Two teachers in Chapel Hill, North Carolina have been reassigned to another school in the district. They haven’t lost their jobs. They haven’t had a reduction in pay.
They simply have been assigned another work location.
And finally, today, they have dropped a lawsuit brought against the Orange County Schools:
CHAPEL HILL — Two teachers say they will end their fight to stay at Chapel Hill High after a judge denied requests to delay their forced transfers to other schools.
Anne Thompson and Bert Wartski said it would not make sense to keep challenging Superintendent Thomas Forcella’s removing them from the school they’ve taught at a combined 45 years.

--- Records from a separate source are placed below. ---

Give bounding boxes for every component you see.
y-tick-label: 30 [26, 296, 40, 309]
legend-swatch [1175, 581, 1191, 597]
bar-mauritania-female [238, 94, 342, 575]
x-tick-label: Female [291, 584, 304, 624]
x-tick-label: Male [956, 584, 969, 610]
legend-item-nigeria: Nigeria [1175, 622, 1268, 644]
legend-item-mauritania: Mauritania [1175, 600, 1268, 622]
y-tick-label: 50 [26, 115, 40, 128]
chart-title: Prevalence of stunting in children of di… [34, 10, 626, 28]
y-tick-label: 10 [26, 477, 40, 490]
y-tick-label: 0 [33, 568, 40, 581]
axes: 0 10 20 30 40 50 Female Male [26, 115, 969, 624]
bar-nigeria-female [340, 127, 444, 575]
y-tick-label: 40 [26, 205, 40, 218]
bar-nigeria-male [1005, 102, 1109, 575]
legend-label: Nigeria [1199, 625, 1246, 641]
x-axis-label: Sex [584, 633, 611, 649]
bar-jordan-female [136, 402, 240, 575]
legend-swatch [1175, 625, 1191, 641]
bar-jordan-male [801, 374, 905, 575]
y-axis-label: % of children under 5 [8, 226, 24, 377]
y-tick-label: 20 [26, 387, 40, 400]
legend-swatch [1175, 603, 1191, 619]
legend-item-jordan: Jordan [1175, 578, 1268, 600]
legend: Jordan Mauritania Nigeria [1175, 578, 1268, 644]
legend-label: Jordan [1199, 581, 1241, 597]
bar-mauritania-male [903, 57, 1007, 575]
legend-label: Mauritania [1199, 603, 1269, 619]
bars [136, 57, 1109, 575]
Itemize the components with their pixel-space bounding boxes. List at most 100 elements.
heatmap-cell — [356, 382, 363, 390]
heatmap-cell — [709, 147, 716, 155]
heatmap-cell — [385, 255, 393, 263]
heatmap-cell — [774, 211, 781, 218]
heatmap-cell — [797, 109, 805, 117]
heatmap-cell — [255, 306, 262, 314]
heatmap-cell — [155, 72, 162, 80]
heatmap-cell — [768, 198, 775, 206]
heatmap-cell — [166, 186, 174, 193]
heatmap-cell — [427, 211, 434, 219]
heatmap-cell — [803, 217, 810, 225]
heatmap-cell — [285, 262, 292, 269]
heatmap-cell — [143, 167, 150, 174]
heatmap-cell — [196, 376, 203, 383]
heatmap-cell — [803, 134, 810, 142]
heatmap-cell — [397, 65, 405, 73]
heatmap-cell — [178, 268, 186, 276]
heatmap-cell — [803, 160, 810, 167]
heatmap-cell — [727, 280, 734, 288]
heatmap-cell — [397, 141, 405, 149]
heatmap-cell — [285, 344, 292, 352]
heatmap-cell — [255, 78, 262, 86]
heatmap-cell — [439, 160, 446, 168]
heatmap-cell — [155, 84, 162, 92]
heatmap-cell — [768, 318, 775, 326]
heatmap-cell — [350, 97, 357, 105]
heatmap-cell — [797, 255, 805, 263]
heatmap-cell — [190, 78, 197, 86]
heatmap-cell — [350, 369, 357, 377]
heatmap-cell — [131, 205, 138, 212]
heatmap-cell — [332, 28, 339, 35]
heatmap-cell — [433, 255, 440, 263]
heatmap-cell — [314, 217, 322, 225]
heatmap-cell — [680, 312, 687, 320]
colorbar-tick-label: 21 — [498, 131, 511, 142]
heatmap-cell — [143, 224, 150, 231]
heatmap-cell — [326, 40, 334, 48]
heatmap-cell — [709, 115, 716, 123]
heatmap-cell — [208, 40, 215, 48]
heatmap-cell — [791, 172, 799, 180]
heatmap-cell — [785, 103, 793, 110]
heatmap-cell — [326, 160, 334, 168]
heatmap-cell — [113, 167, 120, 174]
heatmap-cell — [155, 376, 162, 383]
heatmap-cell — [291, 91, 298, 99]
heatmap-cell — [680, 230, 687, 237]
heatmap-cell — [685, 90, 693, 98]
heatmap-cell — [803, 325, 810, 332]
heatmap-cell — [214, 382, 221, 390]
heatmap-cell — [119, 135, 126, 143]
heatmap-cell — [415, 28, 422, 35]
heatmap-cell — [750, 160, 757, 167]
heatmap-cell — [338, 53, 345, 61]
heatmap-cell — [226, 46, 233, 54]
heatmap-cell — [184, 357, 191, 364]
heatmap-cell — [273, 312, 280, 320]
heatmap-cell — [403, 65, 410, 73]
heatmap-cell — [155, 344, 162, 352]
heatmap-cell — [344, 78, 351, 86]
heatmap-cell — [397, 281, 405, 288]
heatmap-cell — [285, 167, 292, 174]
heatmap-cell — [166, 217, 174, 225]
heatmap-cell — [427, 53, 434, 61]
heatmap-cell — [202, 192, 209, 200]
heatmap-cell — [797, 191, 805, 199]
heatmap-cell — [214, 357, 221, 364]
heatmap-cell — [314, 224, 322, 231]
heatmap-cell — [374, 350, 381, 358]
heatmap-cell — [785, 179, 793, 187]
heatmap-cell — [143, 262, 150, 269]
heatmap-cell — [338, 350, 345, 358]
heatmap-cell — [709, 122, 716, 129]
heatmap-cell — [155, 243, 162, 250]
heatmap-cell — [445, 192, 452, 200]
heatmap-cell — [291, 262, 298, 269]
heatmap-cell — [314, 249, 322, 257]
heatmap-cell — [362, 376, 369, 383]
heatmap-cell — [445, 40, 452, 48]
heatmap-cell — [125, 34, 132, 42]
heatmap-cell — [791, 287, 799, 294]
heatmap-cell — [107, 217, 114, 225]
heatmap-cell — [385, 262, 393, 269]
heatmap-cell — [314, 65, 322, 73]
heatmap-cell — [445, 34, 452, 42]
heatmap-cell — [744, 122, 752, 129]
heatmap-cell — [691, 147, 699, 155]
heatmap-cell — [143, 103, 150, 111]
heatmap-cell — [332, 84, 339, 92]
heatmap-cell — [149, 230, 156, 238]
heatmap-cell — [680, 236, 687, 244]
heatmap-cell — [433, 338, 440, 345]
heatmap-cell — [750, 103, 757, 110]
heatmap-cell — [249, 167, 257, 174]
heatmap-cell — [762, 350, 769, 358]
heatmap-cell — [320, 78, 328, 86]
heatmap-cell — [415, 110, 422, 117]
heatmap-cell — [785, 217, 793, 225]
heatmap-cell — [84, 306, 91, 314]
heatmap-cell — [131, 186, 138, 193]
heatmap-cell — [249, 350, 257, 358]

If you believe that schools in America are in horrible shape, and some don’t, this is a leading reason why:
Soo countered that some coworkers saw Thompson, who taught at Chapel Hill High for 26 years, and Wartski, who taught there for 19 years, as the “old guard” standing in the way of change.
Organizations require flexibility in order to meet new challenges. Systems need to be developed and implemented so that new technologies, techniques and innovations can be leveraged.
Employees entrenched with a fixation on “how things have always worked” often lead to delays in such innovations. New ideas require adaptable personalities.
Now, to be very sure, this doesn’t imply that a simple embrace of new things is more desirable than years of experience. 26 and 19 years in place is an extraordinary amount of very valuable experience. However, the need to adapt can often be more of a driving need than expertise in an obsolete method.